WASHINGTON – Michael Cohen reportedly said he'd rather jump out of a building than turn on President Trump. I wonder what he's thinking as the floors whiz by.
Cohen has been Trump's lawyer, finder of deals and devoted "Ray Donovan"-style fixer of problems for a decade. At least that's what Cohen thought he was. In a phone interview Thursday with his favorite cable show, "Fox & Friends," Trump sounded as if he hardly knew the guy.
Cohen does no more than "a tiny, tiny little fraction" of his legal work, Trump claimed. "I have so many attorneys, you wouldn't believe."
Indeed there is much I wouldn't believe, coming from Trump, but the message about Cohen couldn't have been clearer. "I hope he's in great shape" in terms of his business dealings, the president said. In other words: Best of luck, whoever you are.
On April 9, FBI agents raided Cohen's office, home and hotel room, all in Manhattan, as part of a criminal investigation being conducted by the U.S. attorney for the Southern District of New York. The feds seized files, computers and cellphones whose contents, Cohen claims, should be protected by attorney-client privilege.
Ordered by a judge to name his clients, however, Cohen could only come up with three: Elliott Broidy, a big-time Republican donor for whom Cohen negotiated a $1.6 million settlement with a Playboy model whom Broidy had impregnated; Fox News host Sean Hannity, who maintains that Cohen never really represented him and mostly just shot the breeze about real estate; and Trump.
So I guess Cohen must have had a lot of free time on his hands. If Trump is telling the truth about their relationship, that is. Which I'm quite sure he isn't.
In the chat with his buddies at Fox News, Trump confirmed for the first time that Cohen represented him in "this crazy Stormy Daniels deal." We knew that already, but the president hadn't admitted it: Cohen created an agreement in which Daniels, a porn actress and director, was paid $130,000 just before the 2016 election to keep quiet about a sexual encounter she said she had had with Trump years earlier.
Earlier this month, the president denied any knowledge of the payment. But come on, surely Cohen would have at least mentioned to his client that he had spent $130,000 in hush money – especially since Cohen claims to have obtained the funds from his personal home-equity line of credit.
Cohen has denied being reimbursed by the Trump Organization or the Trump campaign, but that doesn't mean he didn't expect to be reimbursed.
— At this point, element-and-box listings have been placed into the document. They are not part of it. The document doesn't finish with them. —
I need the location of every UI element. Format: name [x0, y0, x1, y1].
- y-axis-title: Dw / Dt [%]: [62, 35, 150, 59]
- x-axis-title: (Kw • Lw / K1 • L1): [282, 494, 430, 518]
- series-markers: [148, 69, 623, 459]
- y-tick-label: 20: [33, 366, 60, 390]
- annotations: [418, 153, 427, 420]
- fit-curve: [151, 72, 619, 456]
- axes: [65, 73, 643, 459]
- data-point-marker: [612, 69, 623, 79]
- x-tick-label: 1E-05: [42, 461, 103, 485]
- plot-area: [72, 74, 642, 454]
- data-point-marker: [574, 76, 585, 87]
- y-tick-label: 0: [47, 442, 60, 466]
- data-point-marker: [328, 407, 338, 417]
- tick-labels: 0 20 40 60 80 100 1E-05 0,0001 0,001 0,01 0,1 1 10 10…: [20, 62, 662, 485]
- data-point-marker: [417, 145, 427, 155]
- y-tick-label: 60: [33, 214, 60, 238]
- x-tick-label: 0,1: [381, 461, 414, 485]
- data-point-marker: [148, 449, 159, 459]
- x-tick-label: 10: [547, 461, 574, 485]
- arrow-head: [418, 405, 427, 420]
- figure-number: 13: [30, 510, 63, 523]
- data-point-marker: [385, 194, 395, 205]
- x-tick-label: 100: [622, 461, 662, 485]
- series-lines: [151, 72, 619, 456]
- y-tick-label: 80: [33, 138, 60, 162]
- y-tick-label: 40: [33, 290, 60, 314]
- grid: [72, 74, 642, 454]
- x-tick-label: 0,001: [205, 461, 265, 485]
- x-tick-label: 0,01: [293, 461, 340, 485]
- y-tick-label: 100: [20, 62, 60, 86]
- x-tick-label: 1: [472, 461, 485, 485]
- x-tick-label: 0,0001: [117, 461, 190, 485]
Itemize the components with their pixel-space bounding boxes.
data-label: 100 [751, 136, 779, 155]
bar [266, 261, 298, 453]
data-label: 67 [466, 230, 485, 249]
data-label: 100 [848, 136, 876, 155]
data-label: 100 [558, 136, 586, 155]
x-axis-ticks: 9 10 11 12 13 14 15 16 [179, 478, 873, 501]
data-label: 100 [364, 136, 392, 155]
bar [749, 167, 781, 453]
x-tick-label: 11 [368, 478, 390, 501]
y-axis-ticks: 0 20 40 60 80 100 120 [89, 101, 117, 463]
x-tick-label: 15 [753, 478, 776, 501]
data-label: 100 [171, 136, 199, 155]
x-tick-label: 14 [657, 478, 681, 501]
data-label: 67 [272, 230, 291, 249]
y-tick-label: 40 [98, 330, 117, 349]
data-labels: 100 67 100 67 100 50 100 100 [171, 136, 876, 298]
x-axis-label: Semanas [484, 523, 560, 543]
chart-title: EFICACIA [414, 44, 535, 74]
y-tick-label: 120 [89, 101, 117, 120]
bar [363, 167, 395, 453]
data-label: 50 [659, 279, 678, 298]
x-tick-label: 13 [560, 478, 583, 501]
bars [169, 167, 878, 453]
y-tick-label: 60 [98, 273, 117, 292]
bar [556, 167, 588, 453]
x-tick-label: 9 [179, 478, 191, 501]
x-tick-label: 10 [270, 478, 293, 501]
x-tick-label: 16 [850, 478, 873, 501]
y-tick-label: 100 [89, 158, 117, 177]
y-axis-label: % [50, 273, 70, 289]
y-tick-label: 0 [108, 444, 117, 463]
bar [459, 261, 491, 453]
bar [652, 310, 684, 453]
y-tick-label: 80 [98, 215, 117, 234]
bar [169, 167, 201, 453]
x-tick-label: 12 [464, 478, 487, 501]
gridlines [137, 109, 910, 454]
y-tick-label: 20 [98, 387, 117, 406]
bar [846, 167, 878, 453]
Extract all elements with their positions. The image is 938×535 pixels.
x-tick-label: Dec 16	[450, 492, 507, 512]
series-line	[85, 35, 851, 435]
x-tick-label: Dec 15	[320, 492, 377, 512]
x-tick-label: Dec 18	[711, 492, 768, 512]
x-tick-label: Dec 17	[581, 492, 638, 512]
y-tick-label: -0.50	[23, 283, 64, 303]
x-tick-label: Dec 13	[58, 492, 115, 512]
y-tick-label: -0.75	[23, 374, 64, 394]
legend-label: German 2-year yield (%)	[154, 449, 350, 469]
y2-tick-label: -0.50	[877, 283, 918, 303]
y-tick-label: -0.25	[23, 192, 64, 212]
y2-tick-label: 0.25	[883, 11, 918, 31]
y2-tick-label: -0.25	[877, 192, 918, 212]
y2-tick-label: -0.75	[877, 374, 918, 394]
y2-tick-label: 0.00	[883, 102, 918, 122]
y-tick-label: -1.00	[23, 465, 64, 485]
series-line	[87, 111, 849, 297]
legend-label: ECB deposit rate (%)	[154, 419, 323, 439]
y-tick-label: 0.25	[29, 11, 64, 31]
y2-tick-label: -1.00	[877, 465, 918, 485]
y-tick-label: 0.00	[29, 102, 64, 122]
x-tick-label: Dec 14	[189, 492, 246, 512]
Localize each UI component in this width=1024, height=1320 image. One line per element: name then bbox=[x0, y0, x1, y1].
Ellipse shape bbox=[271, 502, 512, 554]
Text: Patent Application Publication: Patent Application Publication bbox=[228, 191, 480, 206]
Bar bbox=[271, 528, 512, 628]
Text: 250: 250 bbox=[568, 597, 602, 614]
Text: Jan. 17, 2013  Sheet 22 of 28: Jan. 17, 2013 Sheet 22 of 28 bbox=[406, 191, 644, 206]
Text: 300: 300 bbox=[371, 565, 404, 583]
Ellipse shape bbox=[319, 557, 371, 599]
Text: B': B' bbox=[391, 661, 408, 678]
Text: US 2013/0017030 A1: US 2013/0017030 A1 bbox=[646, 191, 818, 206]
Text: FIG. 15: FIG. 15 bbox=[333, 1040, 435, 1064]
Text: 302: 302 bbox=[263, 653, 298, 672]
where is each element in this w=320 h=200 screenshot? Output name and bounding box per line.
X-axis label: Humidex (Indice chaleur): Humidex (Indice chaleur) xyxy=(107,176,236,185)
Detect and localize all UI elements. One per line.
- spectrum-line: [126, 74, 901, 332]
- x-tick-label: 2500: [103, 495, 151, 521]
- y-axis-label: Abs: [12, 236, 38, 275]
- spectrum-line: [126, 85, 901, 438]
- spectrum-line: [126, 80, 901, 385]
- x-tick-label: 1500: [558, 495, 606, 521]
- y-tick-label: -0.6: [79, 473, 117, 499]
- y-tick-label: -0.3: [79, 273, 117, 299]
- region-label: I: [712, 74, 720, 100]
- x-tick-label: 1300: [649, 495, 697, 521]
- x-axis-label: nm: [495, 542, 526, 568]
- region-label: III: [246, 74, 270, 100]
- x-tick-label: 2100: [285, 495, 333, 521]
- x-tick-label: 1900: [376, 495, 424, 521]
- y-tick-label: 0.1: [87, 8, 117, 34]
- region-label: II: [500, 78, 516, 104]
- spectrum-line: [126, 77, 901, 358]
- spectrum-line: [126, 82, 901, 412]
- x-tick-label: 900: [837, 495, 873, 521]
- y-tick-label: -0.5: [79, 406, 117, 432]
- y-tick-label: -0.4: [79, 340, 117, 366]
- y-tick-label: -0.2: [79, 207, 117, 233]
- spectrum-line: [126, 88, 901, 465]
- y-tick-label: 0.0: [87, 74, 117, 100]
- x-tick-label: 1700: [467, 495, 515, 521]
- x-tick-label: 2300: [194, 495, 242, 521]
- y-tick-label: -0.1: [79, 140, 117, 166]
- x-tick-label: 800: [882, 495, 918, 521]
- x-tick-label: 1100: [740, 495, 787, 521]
Think of it this way: If you're rich enough to write a $130,000 check out of the kindness of your heart to save a friend from embarrassment, you probably don't need to dip into your home equity to do it.
Because that relief from embarrassment came days before the election, the payment could reasonably be seen as a campaign donation – an illegal one, far exceeding the amount Cohen was allowed to give. That appears to be one potential crime federal prosecutors are investigating – which is likely why Cohen announced Wednesday that in a civil suit brought by Daniels, who is seeking to void the hush-money agreement, he intends to answer questions by invoking his Fifth Amendment right against self-incrimination.
Did he mention that to his boss? "The mob takes the Fifth," Trump thundered at one of his campaign rallies. "If you're innocent, why are you taking the Fifth Amendment?"
But Trump himself took the Fifth some 97 times in a 1990 divorce deposition, so maybe Cohen is simply following his hero's example.
The federal investigation seems to involve other matters as well, and Trump tried Thursday to establish some distance. Make that a lot of distance. "This doesn't have to do with me," he said. "Michael is a businessman. He's got a business. He also practices law. I would say, probably, the big thing is his business. I have nothing to do with his business."
One simple question for Cohen: Does that sound like a man who has your back?
Trump is loyal to his friends and acolytes only in the sense that he never seems to definitively cut anyone out of his life. I'm sure he would always return Cohen's phone calls, even if they were made from federal prison. Beyond that, Cohen appears to be on his own.
If I were Cohen, I'd make a deal with the feds and sing. The problem with jumping out of windows isn't the falling. It's the landing.